Top
Best
New

Posted by bundie 4 days ago

Introducing Gemma 3n(developers.googleblog.com)
403 points | 190 commentspage 2
eabeezxjc 3 days ago|
https://github.com/Mozilla-Ocho/llamafile not working ;(

gemma-3n-E4B-it-Q8_0 import_cuda_impl: initializing gpu module... get_rocm_bin_path: note: hipcc not found on $PATH [...] llama_model_load: error loading model: error loading model architecture: unknown model architecture: 'gemma3n' llama_load_model_from_file: failed to load model llama_init_from_gpt_params: error: failed to load model 'gemma-3n-E4B-it-Q8_0.gguf' main: error: unable to load model

lostmsu 4 days ago||
I made a simple website[0] to check online model MMLU quickly (runs a subset), and Gemma 3n consistently loses to LLaMA 3.3 (~61% vs ~66%), and definitely loses to LLaMA 4 Scout (~86%). I suspect that means its rating on LMArena Leaderboard is just some form of gaming the metric.

What's interesting, that it beats smarter models in my Turing Test Battle Royale[1]. I wonder if it means it is a better talker.

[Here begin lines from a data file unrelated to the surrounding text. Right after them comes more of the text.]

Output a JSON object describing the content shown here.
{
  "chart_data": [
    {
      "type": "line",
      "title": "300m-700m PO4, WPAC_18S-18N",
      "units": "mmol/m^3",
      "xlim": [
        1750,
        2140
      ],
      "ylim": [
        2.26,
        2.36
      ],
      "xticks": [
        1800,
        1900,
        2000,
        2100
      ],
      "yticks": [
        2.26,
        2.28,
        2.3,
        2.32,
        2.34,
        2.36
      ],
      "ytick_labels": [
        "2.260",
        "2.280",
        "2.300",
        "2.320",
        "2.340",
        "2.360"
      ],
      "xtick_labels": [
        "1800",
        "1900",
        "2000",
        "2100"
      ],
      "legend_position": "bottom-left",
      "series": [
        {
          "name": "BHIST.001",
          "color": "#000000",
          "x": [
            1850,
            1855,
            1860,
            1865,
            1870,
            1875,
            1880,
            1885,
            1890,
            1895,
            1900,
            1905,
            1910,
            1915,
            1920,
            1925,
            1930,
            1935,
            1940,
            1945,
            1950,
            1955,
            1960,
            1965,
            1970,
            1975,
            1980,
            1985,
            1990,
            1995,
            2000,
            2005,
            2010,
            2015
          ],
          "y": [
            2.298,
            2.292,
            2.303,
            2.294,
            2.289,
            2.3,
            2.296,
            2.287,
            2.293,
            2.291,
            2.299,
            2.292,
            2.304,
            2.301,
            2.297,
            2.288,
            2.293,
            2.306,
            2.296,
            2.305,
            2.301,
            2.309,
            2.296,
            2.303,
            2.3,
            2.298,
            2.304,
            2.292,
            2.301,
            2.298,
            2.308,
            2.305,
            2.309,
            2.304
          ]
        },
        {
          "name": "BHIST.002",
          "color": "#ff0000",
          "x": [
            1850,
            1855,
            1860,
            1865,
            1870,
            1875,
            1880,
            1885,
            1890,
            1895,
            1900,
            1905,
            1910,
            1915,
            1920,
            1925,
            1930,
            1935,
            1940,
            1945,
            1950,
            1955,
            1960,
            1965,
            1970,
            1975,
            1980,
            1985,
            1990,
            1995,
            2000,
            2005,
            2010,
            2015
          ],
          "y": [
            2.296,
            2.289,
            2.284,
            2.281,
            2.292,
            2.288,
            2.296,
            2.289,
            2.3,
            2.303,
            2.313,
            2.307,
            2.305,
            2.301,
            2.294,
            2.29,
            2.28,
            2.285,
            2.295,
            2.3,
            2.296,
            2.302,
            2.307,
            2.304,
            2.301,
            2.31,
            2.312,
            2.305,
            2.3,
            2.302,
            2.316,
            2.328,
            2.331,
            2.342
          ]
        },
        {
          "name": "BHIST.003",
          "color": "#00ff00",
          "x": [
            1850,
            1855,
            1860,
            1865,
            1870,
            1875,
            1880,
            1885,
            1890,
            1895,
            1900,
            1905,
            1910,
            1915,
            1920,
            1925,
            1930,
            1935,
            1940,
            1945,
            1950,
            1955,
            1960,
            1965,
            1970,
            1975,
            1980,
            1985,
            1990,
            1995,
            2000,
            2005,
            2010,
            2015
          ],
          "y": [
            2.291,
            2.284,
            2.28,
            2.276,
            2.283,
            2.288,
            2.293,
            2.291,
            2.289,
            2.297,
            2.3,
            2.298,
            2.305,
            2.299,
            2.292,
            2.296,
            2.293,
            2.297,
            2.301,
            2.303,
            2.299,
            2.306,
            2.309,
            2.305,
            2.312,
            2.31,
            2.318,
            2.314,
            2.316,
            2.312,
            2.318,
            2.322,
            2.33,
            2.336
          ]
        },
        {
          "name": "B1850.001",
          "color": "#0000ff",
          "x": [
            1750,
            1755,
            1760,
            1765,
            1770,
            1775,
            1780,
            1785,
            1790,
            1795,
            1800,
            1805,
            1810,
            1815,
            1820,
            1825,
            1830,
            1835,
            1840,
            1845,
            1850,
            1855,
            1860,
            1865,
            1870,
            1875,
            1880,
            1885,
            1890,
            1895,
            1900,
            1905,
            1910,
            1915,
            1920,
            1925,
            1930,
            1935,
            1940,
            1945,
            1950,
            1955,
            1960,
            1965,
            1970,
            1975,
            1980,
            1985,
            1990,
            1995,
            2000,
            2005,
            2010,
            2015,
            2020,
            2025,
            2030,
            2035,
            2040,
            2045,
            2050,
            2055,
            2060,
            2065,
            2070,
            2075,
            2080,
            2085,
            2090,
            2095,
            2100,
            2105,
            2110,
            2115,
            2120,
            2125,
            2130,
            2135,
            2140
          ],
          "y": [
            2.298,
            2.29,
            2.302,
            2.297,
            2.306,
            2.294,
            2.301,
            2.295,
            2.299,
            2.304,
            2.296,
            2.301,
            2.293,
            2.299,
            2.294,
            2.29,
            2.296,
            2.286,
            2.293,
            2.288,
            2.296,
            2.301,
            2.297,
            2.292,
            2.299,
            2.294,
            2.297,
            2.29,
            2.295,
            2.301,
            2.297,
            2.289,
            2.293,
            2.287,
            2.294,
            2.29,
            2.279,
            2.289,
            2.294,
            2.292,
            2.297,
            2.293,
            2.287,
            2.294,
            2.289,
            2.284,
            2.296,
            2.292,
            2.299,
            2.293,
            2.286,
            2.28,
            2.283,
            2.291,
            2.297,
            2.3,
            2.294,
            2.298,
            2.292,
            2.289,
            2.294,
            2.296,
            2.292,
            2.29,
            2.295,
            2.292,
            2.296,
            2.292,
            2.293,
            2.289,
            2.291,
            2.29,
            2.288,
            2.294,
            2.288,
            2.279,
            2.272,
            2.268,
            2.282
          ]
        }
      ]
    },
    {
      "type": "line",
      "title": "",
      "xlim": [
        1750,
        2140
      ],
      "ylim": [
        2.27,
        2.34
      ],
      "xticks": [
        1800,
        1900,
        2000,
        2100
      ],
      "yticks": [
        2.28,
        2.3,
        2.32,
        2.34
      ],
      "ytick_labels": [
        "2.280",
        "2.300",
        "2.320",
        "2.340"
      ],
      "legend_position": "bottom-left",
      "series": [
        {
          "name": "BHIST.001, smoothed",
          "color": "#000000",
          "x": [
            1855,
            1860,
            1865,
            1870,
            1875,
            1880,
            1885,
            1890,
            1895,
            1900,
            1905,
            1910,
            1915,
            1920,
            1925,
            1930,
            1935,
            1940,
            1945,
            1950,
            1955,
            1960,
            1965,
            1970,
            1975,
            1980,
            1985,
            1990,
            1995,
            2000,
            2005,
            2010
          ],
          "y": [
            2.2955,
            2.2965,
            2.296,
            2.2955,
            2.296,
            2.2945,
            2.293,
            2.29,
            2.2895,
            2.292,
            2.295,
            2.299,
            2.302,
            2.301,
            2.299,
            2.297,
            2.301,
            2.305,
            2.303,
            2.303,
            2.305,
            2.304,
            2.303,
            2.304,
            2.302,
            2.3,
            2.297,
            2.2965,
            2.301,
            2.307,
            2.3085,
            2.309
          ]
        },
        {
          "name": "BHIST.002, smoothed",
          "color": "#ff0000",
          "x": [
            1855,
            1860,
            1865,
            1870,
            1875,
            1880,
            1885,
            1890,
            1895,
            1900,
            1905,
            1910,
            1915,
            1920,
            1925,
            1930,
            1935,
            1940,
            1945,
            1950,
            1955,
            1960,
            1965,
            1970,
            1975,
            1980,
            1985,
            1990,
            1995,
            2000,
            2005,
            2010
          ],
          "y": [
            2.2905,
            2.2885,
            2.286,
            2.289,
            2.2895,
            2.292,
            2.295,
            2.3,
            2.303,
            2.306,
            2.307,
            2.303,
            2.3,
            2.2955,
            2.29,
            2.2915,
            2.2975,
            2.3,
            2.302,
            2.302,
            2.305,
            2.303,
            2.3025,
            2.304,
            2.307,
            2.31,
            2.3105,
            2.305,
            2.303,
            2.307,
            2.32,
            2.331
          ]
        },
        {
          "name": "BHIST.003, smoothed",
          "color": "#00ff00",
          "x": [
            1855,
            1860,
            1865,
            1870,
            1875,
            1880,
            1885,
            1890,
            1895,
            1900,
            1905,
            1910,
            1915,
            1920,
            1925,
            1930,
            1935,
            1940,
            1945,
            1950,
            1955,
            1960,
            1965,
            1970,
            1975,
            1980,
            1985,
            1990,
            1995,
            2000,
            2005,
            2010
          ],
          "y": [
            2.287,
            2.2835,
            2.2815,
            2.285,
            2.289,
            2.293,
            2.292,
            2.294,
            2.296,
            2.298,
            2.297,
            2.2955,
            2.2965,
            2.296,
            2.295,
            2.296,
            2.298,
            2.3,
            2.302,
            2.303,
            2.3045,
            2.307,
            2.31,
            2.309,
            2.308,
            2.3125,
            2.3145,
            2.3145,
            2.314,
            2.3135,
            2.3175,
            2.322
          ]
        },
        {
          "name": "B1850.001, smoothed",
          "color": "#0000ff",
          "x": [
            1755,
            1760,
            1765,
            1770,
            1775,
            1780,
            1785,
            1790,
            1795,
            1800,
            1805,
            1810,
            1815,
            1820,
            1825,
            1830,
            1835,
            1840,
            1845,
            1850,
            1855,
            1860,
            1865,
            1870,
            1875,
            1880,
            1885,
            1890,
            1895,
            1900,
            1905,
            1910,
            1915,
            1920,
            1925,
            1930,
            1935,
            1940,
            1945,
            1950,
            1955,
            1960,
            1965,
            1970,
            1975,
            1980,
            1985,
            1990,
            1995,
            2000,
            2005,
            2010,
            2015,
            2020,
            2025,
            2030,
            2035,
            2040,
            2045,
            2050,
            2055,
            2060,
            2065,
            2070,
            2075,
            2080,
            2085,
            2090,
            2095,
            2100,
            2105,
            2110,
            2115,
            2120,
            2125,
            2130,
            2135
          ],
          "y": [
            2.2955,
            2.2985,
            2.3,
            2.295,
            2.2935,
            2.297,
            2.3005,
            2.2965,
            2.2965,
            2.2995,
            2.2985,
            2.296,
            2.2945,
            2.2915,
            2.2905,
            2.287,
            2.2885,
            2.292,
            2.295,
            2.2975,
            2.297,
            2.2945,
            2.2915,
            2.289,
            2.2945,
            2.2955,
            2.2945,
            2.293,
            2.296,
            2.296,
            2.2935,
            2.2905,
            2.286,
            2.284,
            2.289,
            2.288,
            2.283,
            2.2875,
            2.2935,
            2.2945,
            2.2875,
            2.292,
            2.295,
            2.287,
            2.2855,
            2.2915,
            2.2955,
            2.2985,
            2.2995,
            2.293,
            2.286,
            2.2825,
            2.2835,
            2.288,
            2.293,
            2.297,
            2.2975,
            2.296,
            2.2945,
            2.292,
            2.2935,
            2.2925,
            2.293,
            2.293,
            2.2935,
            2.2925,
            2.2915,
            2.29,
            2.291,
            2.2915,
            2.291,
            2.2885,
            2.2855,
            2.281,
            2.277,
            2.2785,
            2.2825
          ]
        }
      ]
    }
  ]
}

0. https://mmlu.borgcloud.ai/

1. https://trashtalk.borg.games/

lucb1e 4 days ago||
I read the general parts and skimmed the inner workings but I can't figure out what the high-level news is. What does this concretely do that Gemma didn't already do, or what benchmark/tasks did it improve upon?

Until it goes into the inner details (MatFormer, per-layer embeddings, caching...), the only sentence I've found that concretely mentions a new thing is "the first model under 10 billion parameters to reach [an LMArena score over 1300]". So it's supposed to be better than other models until those that use 10GB+ RAM, if I understand that right?

awestroke 4 days ago|
> What does this concretely do that Gemma didn't already do

Open weights

lucb1e 4 days ago|||
Huh? I'm pretty sure I ran Gemma on my phone last month. Or is there a difference between downloadable (you get the weights because it's necessary to run the thing) and "open" weights?
ColonelPhantom 4 days ago|||
I think the other poster is confused. Both Gemma 3 and Gemma 3n are open-weight models.

Google's proprietary model line is called Gemini. There is a variant that can be ran offline called Gemini Nano, but I don't think it can be freely distributed and is only allowed as part of Android.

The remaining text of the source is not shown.